Der Herr Reichskanzler unterrichtete die Herren Kabinettsmitglieder über die in der Reparationsfrage in den letzten Tagen unternommenen Schritte (Verhandlungen mit den Sachverständigen4 usw.). Er behielt sich vor, nach Konkretisierung[92] entsprechender Vorschläge diese im Kabinett nach Weihnachten zur Diskussion zu stellen. Auch machte er Mitteilung über stattgehabte bzw. noch beabsichtigte Besprechungen in dieser Frage mit den Parteiführern5 und den Gewerkschaften6, ferner über die vorgestern mit dem Präsidium des Reichsverbandes der Industrie getroffene Fühlungnahme, die im Interesse eines einigen Vorgehens notwendig gewesen sei7. In Frankreich sei anscheinend eine Wendung in der Reparationsfrage eingetreten, die zwar günstig scheine, es aber nicht sei. Die letzte Rede Poincarés im Senat mache seines Erachtens eine Erwiderung erforderlich8. Er wolle daher morgen in Hamburg vor dem[93] ‚Ehrbaren Kaufmann‘ sprechen und die Reparationsfrage vom wirtschaftlichen und finanziellen Standpunkt – nicht vom politischen – behandeln9.

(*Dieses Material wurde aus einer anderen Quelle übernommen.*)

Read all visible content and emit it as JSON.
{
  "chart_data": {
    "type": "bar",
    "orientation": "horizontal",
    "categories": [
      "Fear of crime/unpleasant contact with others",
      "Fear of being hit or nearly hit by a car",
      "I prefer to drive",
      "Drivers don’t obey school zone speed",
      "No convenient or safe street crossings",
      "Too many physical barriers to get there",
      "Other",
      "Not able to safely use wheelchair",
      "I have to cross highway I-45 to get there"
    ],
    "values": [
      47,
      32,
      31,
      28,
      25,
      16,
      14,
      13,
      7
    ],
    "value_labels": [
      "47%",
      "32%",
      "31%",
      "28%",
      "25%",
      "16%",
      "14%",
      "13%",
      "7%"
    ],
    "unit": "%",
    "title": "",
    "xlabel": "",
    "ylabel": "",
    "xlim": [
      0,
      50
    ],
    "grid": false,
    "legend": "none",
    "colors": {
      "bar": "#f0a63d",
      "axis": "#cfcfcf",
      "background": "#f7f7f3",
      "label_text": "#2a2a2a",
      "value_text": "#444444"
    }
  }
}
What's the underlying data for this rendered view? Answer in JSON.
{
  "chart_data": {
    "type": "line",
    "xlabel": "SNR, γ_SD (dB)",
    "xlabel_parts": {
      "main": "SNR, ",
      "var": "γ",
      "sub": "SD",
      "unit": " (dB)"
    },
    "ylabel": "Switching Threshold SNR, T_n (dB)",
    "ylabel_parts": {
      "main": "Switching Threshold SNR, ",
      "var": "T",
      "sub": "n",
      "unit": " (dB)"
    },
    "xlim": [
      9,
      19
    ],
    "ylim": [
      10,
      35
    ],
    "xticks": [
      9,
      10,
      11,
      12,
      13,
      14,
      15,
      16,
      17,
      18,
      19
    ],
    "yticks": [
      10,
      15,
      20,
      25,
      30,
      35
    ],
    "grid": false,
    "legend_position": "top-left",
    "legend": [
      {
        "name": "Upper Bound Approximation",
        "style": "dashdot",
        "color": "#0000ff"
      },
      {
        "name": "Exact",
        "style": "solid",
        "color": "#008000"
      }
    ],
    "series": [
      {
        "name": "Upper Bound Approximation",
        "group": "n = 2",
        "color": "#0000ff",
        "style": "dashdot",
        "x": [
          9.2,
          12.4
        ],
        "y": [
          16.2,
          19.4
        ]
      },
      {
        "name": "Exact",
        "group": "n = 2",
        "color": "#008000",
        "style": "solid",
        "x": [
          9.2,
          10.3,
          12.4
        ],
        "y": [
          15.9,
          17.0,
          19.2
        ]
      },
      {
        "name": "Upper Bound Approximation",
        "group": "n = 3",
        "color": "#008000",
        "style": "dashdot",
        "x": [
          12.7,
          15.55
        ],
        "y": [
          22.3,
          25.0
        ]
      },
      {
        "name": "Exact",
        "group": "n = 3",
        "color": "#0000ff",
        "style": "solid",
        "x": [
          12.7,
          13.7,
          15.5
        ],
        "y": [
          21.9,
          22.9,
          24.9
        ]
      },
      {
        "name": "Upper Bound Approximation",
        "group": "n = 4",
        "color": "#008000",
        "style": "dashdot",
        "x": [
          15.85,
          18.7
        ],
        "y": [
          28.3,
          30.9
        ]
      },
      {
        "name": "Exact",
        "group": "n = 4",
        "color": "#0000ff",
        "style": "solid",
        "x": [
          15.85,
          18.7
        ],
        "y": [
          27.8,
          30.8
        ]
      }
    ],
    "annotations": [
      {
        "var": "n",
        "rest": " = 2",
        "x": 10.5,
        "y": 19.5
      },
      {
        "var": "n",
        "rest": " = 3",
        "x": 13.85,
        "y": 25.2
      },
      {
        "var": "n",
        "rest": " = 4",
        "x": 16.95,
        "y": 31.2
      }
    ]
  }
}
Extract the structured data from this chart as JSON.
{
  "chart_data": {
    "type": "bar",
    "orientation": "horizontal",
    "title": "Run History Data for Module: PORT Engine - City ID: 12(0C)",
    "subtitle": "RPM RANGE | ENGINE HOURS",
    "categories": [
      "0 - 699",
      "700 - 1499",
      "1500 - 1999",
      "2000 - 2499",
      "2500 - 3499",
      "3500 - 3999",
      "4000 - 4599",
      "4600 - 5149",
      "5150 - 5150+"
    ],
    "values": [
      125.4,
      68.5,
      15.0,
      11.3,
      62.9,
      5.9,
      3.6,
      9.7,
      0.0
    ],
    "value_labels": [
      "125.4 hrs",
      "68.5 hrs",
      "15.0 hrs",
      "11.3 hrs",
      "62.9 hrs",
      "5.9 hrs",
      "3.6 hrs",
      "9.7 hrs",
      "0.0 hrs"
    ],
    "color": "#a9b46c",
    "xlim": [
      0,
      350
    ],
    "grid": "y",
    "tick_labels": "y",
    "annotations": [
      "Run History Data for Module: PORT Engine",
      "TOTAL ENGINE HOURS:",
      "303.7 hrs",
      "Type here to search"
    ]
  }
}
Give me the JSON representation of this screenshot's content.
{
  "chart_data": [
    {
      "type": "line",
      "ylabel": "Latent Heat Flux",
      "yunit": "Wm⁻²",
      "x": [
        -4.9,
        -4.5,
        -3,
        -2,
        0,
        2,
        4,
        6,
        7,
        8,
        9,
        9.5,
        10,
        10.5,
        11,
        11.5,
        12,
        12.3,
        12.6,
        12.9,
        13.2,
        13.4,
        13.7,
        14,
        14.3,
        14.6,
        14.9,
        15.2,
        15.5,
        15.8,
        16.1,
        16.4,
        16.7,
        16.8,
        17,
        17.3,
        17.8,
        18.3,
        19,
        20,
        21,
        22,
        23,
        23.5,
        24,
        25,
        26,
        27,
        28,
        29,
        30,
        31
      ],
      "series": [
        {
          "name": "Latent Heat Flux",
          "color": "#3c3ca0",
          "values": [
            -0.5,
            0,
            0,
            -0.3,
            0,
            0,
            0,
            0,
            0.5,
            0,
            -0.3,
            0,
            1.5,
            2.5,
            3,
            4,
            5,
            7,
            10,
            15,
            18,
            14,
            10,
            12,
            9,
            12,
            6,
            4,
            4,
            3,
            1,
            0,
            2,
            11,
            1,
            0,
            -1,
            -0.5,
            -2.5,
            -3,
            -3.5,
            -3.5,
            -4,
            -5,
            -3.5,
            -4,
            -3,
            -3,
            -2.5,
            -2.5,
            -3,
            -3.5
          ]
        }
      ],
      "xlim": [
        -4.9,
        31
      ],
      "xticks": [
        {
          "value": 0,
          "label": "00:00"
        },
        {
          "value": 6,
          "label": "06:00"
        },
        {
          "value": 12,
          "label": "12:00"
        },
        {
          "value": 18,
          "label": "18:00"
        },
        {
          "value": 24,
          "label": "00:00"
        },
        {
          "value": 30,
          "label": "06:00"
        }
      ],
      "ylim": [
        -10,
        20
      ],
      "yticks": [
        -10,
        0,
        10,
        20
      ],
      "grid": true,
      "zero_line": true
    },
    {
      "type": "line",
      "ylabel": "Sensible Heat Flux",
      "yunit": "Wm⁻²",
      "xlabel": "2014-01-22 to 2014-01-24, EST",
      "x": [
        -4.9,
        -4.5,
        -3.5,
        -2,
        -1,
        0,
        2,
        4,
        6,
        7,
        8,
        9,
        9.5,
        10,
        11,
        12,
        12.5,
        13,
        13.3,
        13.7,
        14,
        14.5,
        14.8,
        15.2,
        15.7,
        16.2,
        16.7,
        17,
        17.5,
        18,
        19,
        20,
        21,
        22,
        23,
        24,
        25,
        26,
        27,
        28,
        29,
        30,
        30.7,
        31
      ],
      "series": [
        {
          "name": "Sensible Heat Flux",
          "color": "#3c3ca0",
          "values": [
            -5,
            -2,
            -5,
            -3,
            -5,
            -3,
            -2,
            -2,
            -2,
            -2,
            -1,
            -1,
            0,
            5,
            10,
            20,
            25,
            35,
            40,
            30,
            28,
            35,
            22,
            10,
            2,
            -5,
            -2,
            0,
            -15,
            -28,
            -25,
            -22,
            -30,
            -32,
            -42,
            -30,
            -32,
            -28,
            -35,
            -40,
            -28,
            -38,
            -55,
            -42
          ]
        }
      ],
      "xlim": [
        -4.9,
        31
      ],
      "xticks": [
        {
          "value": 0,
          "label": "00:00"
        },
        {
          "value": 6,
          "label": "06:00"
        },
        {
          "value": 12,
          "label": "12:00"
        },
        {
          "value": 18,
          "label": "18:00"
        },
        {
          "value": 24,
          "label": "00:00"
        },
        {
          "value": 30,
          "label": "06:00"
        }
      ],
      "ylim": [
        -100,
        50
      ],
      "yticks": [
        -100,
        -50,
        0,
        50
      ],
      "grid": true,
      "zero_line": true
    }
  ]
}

Das Kabinett erklärte sich hiermit einverstanden.

Fußnoten

4

Am 13. und 16.12.22 hatten Sachverständigenbesprechungen im RFMin. stattgefunden (s. Dok. Nr. 24). Eine weitere Sachverständigenbesprechung fand am 21. 12. statt, worüber in R 43 I aber keine Unterlagen zu ermitteln waren. Dagegen findet sich in den Akten des RFMin. eine Aufzeichnung „Ergebnis der Sachverständigenbesprechung vom 21.12.22 (Mehrheitsvotum)“. Sie lautet:

„1. Die deutsche Wirtschaft befindet sich unter den zur Zeit gegebenen Bedingungen in fortschreitendem Verfall und ist infolgedessen zu irgendwelchen Leistungen bei Fortdauer der heutigen Zustände überhaupt nicht imstande.

2. Um diesen Verfall aufzuhalten und das Wirtschaftsinstrument wieder zu einem produktiven Körper mit Überschüssen zu machen, ist aus wirtschaftlichen und psychologischen Gründen die wirtschaftliche und politische Freiheit Deutschlands erforderlich. Diese wirtschaftliche und politische Freiheit ist nur zu erlangen nach Abgeltung aller wirtschaftlichen und finanziellen Belastungen aus dem Vertrage von Versailles. [Punkt 3 fehlt]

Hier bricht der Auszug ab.